As a green apprentice the journeymen seemed impossibly skilled. They would take a pipe and bend it in impossible shapes. There was so much to learn, so many different parts and pieces. There was the National Electric Code. Dealing with building inspectors who are friendly enough when they think you're doing good work. Contactors and motor starters controlled macinery located everywhere.
As a former academic I was far more skilled with libraries than tools. My body was soft, skin tender. I remember struggling to carry a 4x8' plywood sheet. But as I worked I learned, as I went to class I learned. My body grew strong, and my hands covered with callouses. I won an apprenticeship contest during my final year and was sent to compete in a national competition. I didn't win, and even when I graduated I really didn't feel like a journeyman, not the truly skilled men I began with.
Then a few weeks ago we had to move a few thousand feet of pipe. There was me and a few green apprentices. I sent one out to get the truck, and when it arrived we started loading.

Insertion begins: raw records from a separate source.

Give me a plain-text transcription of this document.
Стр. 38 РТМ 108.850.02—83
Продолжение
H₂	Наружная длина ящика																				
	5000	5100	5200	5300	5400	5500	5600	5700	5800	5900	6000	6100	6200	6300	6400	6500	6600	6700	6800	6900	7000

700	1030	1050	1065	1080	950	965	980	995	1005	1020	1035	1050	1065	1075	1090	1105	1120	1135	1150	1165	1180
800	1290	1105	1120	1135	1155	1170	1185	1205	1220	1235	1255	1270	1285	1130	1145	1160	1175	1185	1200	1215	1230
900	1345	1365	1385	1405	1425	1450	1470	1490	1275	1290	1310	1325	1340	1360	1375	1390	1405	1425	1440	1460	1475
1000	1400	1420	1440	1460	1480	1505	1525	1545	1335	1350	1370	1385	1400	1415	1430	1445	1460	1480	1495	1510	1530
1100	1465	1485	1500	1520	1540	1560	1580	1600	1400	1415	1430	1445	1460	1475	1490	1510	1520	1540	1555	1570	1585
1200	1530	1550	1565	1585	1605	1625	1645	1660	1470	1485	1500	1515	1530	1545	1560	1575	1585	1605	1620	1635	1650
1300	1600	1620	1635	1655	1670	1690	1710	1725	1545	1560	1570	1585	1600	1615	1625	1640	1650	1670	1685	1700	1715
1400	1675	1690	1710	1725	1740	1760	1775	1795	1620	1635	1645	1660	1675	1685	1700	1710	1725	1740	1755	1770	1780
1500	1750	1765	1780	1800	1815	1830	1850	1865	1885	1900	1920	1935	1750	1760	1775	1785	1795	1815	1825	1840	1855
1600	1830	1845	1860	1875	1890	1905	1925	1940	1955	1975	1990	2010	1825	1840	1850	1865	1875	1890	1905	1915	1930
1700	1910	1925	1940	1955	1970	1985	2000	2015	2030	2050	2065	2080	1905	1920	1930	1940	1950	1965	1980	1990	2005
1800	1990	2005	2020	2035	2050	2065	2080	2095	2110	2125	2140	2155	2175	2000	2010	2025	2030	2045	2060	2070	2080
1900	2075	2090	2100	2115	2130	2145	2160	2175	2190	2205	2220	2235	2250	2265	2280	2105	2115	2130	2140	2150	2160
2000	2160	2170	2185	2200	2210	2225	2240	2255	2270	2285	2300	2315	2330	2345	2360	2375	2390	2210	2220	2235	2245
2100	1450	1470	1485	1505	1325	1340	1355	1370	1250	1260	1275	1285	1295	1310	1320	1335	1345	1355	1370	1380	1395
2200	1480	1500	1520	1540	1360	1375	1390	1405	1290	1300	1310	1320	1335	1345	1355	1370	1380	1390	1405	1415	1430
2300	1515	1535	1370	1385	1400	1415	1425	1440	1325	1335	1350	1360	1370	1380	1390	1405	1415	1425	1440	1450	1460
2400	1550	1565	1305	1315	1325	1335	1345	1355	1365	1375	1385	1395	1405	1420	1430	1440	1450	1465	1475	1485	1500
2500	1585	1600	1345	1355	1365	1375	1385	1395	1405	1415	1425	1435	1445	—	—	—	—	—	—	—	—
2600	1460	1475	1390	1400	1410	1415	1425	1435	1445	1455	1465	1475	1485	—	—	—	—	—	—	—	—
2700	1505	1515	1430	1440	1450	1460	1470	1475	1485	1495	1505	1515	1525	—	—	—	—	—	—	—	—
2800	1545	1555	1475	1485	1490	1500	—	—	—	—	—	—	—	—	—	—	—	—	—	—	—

I watched them as I worked, struggling to grab each bundle of pipe, looking so unsure of where they were. I knew to stick my fingers in the openings to pop them up to grab, and though I am old enough to be these boys fathers, I outworked any three of them. And I barked out instructions, showing them how I worked. Today it is my pipe that arches across obstructions to land at its destination, perfectly plumb and level. Today I spent lunch teaching apprentice Molly about Class A circuits for a fire alarm system.
I watched those apprentices looking at me, like I once admired Rich, Forde and Dave, trying to master the things they had to teach. And I realized that I am, at last, a journeyman.